PARIS (Reuters) - European Commission President Jose Manuel Barroso said on Wednesday France needed to present a credible program of structural economic reforms if the EU is to grant it two more years to bring its budget deficit down as promised.
Barroso, who was due to meet French President Francois Hollande in Brussels later in the day, was speaking as new data showed Europe’s second largest economy slipped into a shallow recession.
The extension of the deadline to cut the deficit below 3 percent of output would be approved “if France presents a credible reform program so that France can regain its competitiveness,” Barroso told Europe 1 radio.
On Tuesday, the French parliament adopted a partial reform of the country’s labor code, slightly easing rigid job protection rules as part of Hollande’s efforts to convince European partners that he is committed to revamping the economy.
Finance Minister Pierre Moscovici dismissed any idea that Hollande would go to Brussels with fresh plans for reforms, telling reporters on Monday that Paris had already spelt out reforms in a revised 2013-2017 budget plan last month.
But as preliminary data on Wednesday showed the French economy contracting by 0.2 percent in the first quarter, Barroso said that France needed to prove its commitment to pursue further structural reforms.
“The truth is that France has lost competitiveness over the past 20 years,” he said.

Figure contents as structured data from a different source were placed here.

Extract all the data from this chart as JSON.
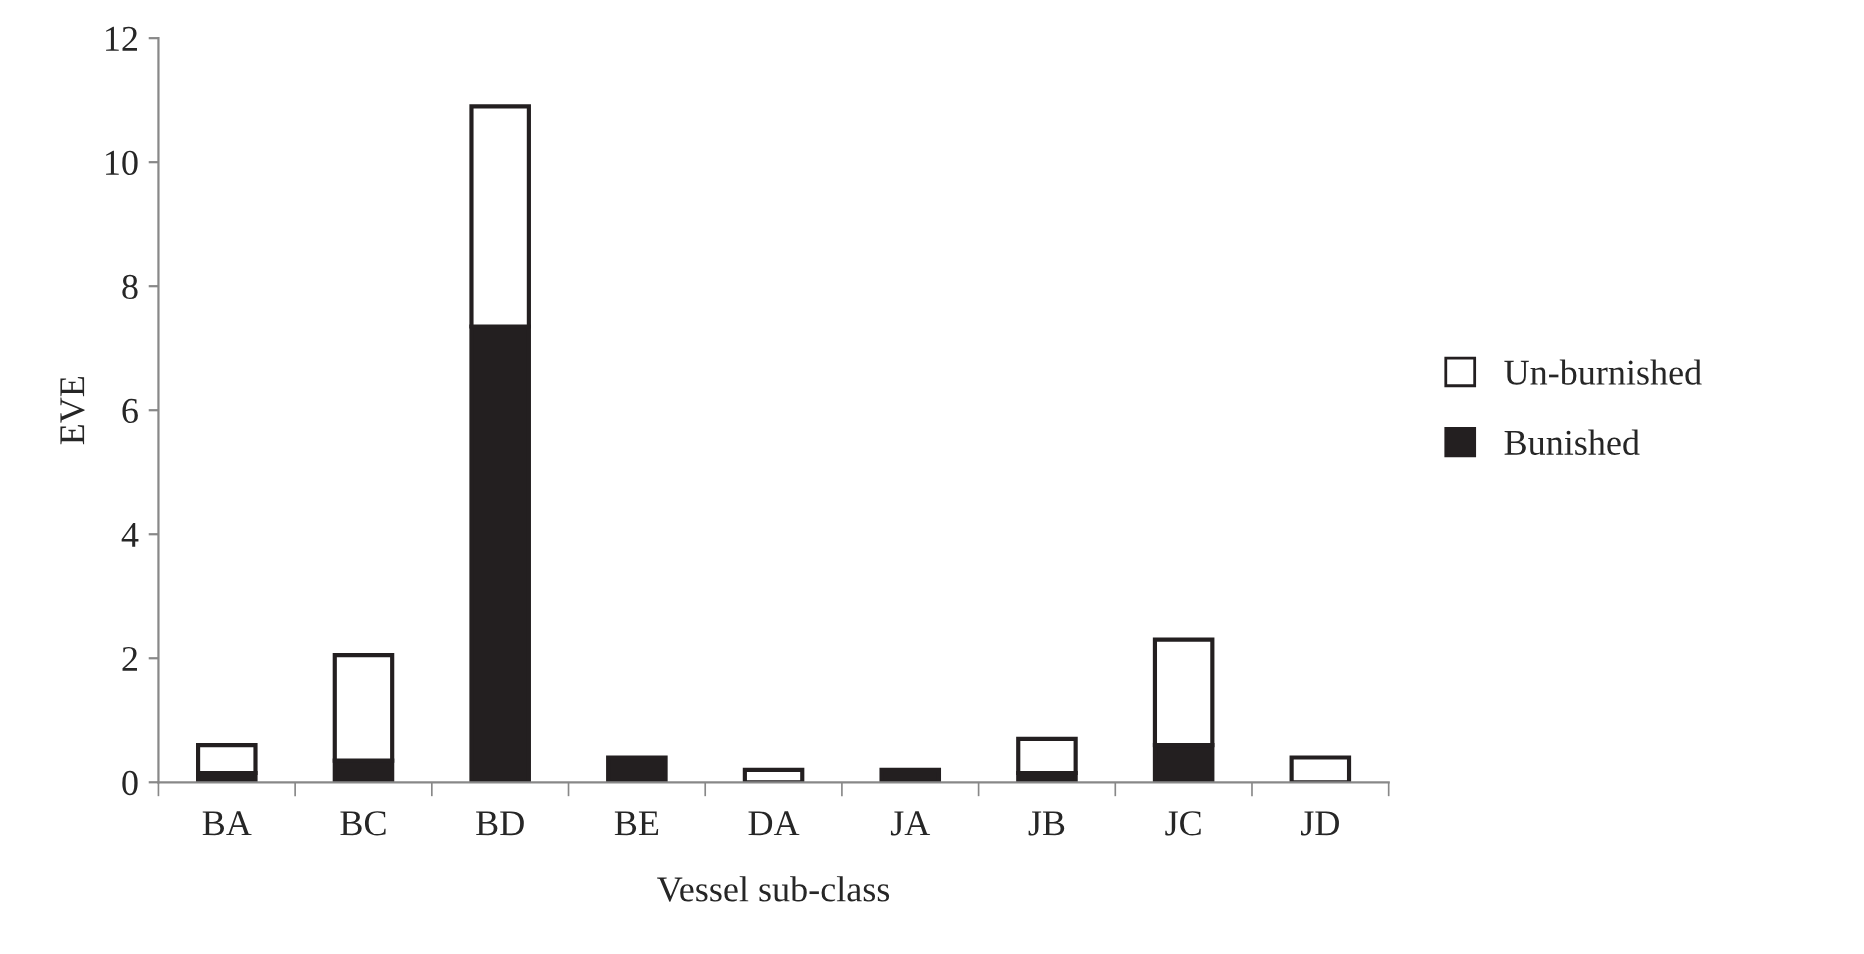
{
  "chart_data": {
    "type": "bar",
    "stacked": true,
    "xlabel": "Vessel sub-class",
    "ylabel": "EVE",
    "categories": [
      "BA",
      "BC",
      "BD",
      "BE",
      "DA",
      "JA",
      "JB",
      "JC",
      "JD"
    ],
    "series": [
      {
        "name": "Bunished",
        "color": "#231f20",
        "values": [
          0.15,
          0.35,
          7.35,
          0.4,
          0,
          0.2,
          0.15,
          0.6,
          0
        ]
      },
      {
        "name": "Un-burnished",
        "color": "#ffffff",
        "values": [
          0.45,
          1.7,
          3.55,
          0,
          0.2,
          0,
          0.55,
          1.7,
          0.4
        ]
      }
    ],
    "ylim": [
      0,
      12
    ],
    "yticks": [
      0,
      2,
      4,
      6,
      8,
      10,
      12
    ],
    "grid": false,
    "legend": "right"
  }
}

By contrast, Germany, Europe’s economic powerhouse, managed to return to growth in the first quarter after a sharp contraction at the end of 2013.
After the figures were released, Moscovici maintained the government’s forecast of GDP growth of 0.1 percent over the whole of 2013 and said the EU needed to rebalance its policies towards stimulating growth rather than austerity.

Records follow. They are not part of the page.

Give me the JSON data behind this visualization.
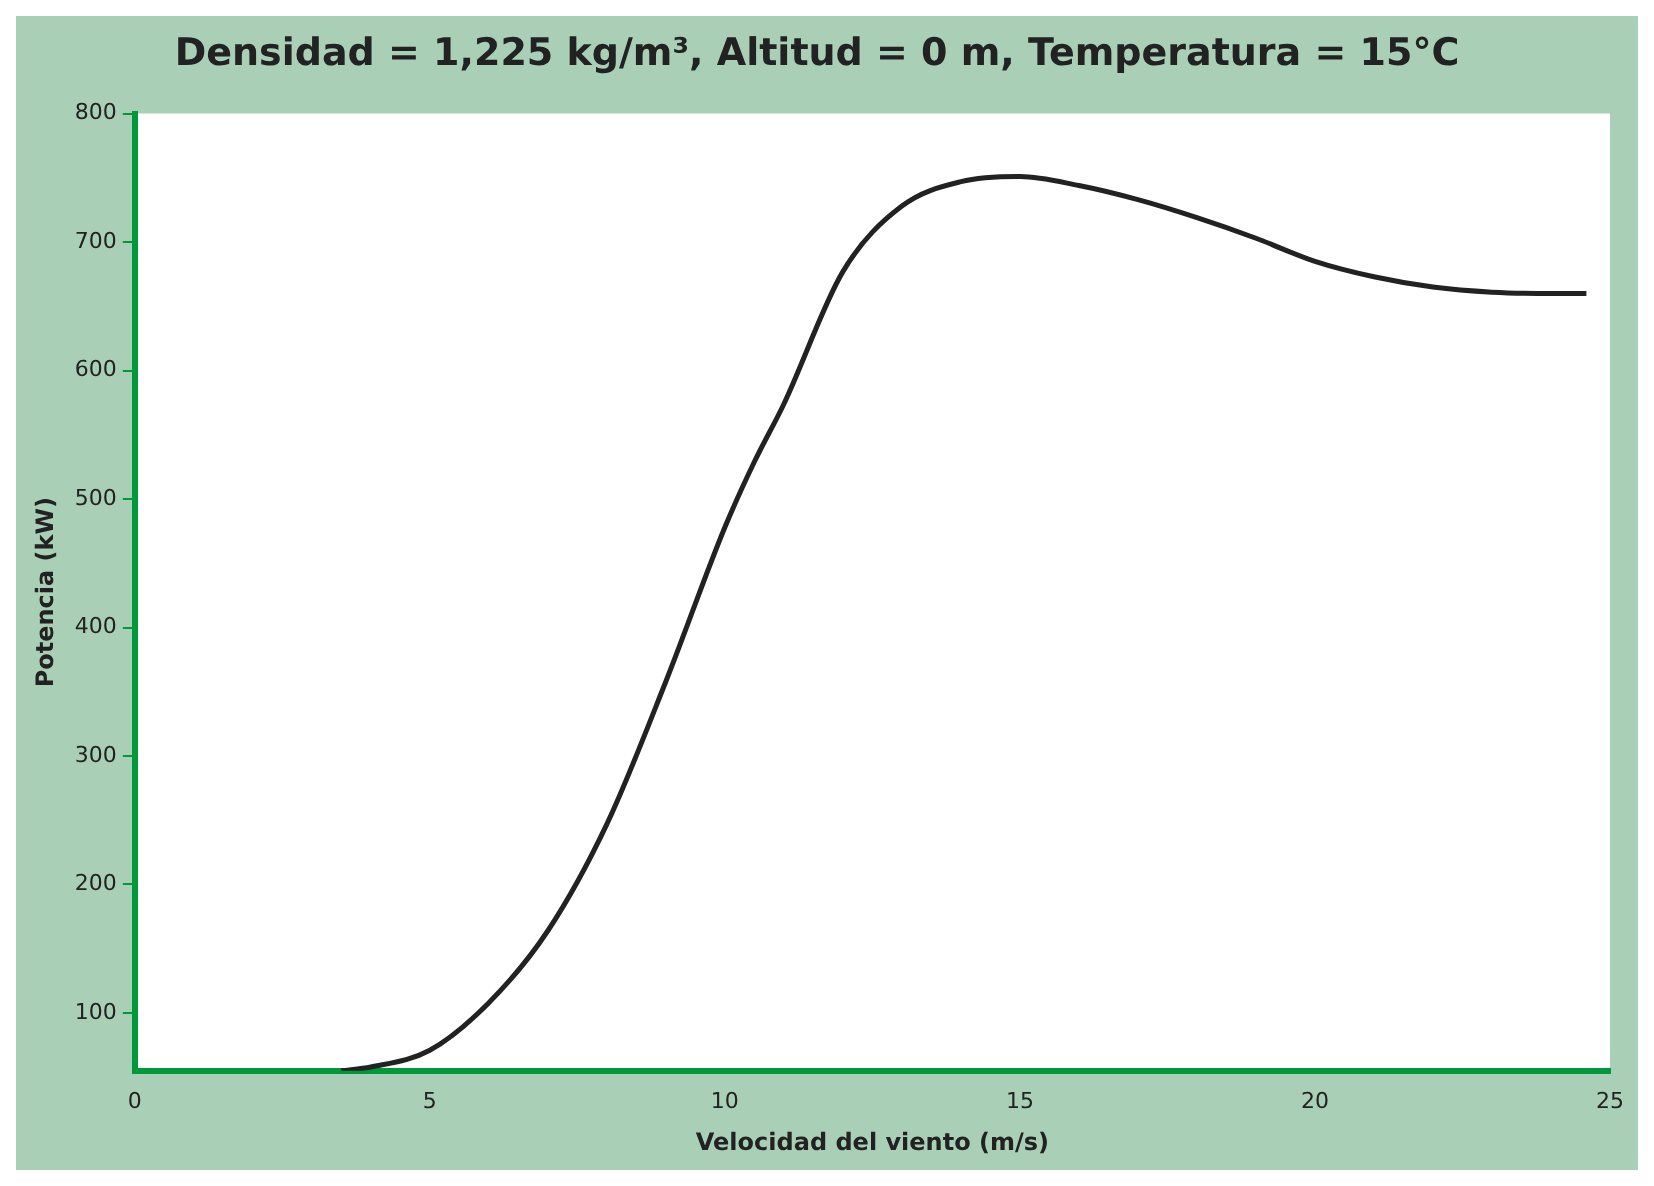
{
  "chart_data": {
    "type": "line",
    "title": "Densidad = 1,225 kg/m³, Altitud = 0 m, Temperatura = 15°C",
    "xlabel": "Velocidad del viento (m/s)",
    "ylabel": "Potencia (kW)",
    "series": [
      {
        "color": "#222222",
        "x": [
          3.5,
          4,
          5,
          6,
          7,
          8,
          9,
          10,
          10.5,
          11,
          12,
          13,
          14,
          15,
          16,
          17,
          18,
          19,
          20,
          21,
          22,
          23,
          24,
          24.6
        ],
        "values": [
          55,
          58,
          71,
          108,
          164,
          247,
          358,
          478,
          529,
          574,
          677,
          728,
          747,
          751,
          744,
          733,
          719,
          703,
          685,
          673,
          665,
          661,
          660,
          660
        ]
      }
    ],
    "xlim": [
      0,
      25
    ],
    "xticks": [
      0,
      5,
      10,
      15,
      20,
      25
    ],
    "ylim": [
      55,
      800
    ],
    "yticks": [
      100,
      200,
      300,
      400,
      500,
      600,
      700,
      800
    ],
    "grid": false,
    "legend": false,
    "marker": "none",
    "line_style": "solid"
  }
}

“All of this must push us to have a European policy which goes for growth,” he told reporters after a cabinet meeting just before Hollande left for Brussels.
Speculation of a cabinet reshuffle intensified on Tuesday after Foreign Minister Laurent Fabius, a former premier and finance minister, said the giant Finance Ministry needed a “boss” to better coordinate economic policy.
The remarks were aimed at Moscovici and left-wing firebrand industry minister Arnaud Montebourg, who have clashed publicly over budget cuts, industrial policy and a series of run-ins with potential foreign investors in France.
In another discordant note just as Hollande was trying to convince Brussels that he has a coherent economic strategy, Montebourg said in an interview published on Wednesday that France would fight off belt-tightening pressure.
“We are fighting to loosen the budgetary, monetary and legal belt: it’s this triple whammy that is choking growth,” he said in an interview with France’s Les Echos and Germany’s Handelsblatt.
In the same interview, which came on the day data showed Germany eked out growth in the first quarter, the ECB’s former chief economist Juergen Stark said Germany had already carried out painful reforms and France must accelerate its plans.
Barroso - whose Commission is perceived by French leftists as economically liberal - said there was a tendency in France to see new developments in the world as a threat rather than an opportunity and said that opposing globalization was like “spitting into the wind”.
Montebourg ran for Socialist presidential nomination in 2011 on a platform condemning unfettered free trade and advocating a policy of “delocalization”.
France entered a shallow recession in the first three months of the year as the economy contracted by 0.2 percent because of weak exports, investment and household spending.
The data - which marks France’s first recession in four years - is further bad news for the Socialist government after the number of jobless people hit an all-time high in March.